1001Ferramentas
🧪Calculators

Mole Calculator

Compute moles n = m/M (mass / molar mass). Useful for chemistry homework.

n = mol

Mole and molar mass: n = m / M

A mole is just a count: 6.022·10²³ entities, which is Avogadro's constant, N_A. Those entities can be atoms, molecules, ions, whatever you happen to be counting. Molar mass M is how many grams 1 mol of a substance weighs, and it comes out numerically equal to the atomic or molecular mass in u (unified atomic mass units). Take water, H₂O: its M is about 18 g/mol (2·1 + 16), so 18 g of water holds 1 mol, or 6.022·10²³ molecules. A mole of an ideal gas at STP (0 °C, 1 atm) takes up 22.4 L. Putting it together gives you n = m/M = N/N_A = V/V_m. Stoichiometry leans on moles to tie reactants to products through the coefficients of a balanced equation. That is what connects the mass you weigh out at the bench to the actual number of particles taking part in the reaction.

Applications

You will run into this in quantitative chemical analysis, in working out pharmacology doses, in industrial formulation, and in drug analysis under ANVISA. It also shows up when you prepare standard solutions for a titration, when chemical engineers figure gas volumes, and across the life sciences, from enzyme kinetics to the molarity of a buffer.

FAQ

How do I find the molar mass?
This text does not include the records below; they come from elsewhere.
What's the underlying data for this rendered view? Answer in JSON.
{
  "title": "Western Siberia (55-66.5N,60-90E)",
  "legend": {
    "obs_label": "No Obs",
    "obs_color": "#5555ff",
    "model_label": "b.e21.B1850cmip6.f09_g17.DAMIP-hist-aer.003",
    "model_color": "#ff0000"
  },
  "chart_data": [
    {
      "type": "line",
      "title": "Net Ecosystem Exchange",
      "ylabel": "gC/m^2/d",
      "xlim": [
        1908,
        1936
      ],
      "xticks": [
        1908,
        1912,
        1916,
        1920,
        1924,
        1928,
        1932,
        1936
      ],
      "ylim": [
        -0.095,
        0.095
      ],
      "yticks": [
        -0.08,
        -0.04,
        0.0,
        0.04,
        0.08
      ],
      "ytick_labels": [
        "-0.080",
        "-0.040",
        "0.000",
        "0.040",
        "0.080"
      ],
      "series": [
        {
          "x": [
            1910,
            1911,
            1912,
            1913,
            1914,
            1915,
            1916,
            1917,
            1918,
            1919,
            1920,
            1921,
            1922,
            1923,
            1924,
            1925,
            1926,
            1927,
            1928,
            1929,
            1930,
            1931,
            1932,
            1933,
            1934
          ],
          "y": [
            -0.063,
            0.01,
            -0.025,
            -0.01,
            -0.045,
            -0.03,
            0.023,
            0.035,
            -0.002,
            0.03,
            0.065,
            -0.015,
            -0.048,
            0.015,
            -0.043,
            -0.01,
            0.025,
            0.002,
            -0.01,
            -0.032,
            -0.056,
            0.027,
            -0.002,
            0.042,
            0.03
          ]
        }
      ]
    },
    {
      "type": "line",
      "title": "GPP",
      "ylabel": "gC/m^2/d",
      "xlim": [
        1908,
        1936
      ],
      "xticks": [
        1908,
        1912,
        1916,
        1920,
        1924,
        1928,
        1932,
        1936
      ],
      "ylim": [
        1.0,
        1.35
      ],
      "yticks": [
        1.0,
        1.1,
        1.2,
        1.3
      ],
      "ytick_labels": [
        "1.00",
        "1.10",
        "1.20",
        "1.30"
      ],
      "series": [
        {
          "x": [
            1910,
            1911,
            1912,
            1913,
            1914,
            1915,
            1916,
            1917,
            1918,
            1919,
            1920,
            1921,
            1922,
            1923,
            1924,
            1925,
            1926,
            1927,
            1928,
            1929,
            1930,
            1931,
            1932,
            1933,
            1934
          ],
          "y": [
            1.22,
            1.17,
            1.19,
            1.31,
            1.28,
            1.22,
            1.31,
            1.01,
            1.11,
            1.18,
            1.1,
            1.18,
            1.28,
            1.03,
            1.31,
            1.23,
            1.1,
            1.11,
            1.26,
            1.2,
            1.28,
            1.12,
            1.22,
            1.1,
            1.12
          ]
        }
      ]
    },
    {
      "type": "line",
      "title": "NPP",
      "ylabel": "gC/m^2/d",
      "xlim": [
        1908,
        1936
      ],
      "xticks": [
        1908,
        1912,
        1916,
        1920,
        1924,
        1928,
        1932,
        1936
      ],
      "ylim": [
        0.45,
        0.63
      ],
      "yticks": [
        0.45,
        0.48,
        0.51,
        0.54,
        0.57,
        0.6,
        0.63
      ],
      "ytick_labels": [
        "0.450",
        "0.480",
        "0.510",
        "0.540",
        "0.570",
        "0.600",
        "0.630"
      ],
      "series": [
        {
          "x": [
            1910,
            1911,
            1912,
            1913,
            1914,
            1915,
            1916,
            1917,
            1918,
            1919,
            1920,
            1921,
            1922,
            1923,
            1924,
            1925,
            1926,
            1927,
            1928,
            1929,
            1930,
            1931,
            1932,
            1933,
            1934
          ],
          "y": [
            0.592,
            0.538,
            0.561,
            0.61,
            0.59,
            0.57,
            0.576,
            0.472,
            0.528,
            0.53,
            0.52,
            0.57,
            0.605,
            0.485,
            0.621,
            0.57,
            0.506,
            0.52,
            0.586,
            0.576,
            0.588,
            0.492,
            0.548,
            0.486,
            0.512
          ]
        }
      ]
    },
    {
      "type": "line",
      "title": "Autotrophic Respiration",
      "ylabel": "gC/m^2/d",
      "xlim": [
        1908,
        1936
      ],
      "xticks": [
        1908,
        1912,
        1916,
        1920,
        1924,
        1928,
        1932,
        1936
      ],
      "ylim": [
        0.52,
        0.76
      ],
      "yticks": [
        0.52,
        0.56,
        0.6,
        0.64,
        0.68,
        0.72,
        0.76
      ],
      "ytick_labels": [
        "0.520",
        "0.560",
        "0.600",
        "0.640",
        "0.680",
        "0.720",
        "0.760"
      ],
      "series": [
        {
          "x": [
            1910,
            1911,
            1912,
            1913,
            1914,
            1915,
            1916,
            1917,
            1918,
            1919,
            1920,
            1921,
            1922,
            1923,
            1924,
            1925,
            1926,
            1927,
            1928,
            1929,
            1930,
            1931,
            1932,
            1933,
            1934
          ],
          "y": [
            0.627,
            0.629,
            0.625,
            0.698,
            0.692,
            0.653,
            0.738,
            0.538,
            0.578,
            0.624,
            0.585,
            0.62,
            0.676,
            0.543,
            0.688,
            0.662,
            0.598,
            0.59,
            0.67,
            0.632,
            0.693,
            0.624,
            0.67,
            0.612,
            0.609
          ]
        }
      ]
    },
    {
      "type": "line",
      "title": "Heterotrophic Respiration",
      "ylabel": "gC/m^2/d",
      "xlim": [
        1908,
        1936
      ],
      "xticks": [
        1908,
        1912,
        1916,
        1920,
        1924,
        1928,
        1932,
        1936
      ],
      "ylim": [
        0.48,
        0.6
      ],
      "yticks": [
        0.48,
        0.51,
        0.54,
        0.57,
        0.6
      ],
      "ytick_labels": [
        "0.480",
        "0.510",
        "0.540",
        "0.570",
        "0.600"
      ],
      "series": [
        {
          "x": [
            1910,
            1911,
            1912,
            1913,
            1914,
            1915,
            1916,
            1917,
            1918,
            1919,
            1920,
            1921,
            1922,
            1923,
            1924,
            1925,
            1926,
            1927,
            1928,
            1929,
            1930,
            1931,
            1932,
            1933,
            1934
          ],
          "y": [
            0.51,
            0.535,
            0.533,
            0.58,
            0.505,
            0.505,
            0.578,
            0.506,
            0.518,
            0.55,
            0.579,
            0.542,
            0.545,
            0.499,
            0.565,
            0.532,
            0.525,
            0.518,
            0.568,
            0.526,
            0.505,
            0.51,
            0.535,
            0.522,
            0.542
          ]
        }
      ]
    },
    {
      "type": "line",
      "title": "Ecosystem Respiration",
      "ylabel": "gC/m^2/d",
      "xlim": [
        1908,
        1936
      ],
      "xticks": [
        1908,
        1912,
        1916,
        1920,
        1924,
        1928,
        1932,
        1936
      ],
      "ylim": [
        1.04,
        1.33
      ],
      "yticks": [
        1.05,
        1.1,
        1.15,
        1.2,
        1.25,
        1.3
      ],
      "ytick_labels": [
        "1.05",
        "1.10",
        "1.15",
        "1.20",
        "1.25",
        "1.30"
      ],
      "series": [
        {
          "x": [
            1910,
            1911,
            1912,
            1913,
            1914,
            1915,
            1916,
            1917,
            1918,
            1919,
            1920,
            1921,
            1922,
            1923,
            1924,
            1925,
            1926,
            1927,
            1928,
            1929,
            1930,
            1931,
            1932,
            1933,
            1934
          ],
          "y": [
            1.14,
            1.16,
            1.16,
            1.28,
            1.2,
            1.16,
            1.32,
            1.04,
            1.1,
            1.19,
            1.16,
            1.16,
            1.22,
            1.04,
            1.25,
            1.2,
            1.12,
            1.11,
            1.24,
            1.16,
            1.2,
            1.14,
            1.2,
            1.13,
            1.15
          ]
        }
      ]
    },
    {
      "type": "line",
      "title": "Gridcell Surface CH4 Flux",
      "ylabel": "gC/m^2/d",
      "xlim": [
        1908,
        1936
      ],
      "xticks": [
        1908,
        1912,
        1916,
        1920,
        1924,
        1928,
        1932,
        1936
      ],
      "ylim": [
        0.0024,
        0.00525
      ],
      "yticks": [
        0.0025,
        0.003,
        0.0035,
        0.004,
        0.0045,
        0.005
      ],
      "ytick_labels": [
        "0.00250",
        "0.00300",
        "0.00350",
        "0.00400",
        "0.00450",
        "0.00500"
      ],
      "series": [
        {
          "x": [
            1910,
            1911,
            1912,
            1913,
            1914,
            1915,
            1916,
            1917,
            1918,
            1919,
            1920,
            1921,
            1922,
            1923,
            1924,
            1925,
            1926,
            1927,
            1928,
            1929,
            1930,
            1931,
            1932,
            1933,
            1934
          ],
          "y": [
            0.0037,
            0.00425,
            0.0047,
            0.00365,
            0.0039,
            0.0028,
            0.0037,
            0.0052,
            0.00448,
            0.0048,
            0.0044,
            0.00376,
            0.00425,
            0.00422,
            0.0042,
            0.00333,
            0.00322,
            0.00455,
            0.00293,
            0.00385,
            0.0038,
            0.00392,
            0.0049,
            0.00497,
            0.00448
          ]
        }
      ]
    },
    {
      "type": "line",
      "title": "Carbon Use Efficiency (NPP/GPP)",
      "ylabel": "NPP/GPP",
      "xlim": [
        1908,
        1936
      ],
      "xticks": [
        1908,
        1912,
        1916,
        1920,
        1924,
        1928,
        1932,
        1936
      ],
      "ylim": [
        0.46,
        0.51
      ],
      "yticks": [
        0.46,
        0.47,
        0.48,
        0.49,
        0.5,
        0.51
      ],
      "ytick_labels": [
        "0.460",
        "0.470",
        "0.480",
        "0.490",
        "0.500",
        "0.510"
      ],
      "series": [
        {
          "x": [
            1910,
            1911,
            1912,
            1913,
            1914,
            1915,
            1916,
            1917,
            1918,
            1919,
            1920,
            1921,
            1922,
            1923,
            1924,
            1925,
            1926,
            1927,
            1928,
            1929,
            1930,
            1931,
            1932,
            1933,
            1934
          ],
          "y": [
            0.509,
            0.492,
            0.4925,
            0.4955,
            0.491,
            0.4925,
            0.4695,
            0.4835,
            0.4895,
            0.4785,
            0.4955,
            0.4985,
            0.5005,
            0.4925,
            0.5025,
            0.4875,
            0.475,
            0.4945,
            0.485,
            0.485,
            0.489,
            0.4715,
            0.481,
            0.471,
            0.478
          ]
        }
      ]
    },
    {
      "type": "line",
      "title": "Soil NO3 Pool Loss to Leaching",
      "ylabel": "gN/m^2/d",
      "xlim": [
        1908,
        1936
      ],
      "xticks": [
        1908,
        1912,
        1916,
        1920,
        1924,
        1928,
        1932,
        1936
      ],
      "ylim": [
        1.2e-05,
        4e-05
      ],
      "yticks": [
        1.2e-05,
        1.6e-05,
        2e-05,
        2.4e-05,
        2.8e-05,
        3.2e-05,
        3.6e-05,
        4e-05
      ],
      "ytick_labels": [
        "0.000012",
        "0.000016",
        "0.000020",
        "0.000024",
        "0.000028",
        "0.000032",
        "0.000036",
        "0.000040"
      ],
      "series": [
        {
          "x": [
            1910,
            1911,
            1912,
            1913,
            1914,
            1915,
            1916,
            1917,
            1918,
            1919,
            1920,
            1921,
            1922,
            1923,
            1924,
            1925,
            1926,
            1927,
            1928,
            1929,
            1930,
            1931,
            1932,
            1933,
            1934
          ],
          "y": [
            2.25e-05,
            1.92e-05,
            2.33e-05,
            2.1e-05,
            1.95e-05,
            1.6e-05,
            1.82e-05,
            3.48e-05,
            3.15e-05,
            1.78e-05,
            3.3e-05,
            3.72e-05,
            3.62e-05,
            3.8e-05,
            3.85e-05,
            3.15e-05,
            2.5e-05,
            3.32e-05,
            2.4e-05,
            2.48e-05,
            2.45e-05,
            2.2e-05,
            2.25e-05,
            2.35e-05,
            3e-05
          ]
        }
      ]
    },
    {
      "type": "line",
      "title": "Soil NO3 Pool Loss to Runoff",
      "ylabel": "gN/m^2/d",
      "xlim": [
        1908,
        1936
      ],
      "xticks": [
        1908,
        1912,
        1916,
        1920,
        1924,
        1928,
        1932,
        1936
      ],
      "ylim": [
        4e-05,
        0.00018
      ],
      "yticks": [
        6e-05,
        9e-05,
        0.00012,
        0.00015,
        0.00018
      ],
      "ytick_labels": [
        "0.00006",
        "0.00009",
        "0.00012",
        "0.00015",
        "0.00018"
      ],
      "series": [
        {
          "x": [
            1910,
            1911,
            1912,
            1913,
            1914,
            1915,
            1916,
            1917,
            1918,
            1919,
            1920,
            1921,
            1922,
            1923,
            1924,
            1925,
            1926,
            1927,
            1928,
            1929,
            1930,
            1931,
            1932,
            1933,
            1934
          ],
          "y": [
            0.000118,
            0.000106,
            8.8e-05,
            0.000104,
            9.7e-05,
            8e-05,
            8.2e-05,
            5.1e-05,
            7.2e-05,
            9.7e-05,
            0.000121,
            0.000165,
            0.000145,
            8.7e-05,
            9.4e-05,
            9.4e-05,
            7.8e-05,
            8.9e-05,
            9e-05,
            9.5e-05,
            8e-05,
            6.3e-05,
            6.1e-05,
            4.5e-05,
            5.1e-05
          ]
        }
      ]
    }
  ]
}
Add up the atomic mass of each element in the formula, with each one multiplied by its subscript. So for H₂SO₄ you get 2·1 + 32 + 4·16 = 98 g/mol.

Mole or molecule? A mole is a way of counting, the same way "dozen" is. 1 mol of water means 6.022·10²³ water molecules.

Does 22.4 L work for any gas? Only at STP, and only if you treat the gas as ideal. Once you have a real gas at high pressure or low temperature, reach for an equation of state instead (PV = nRT or van der Waals).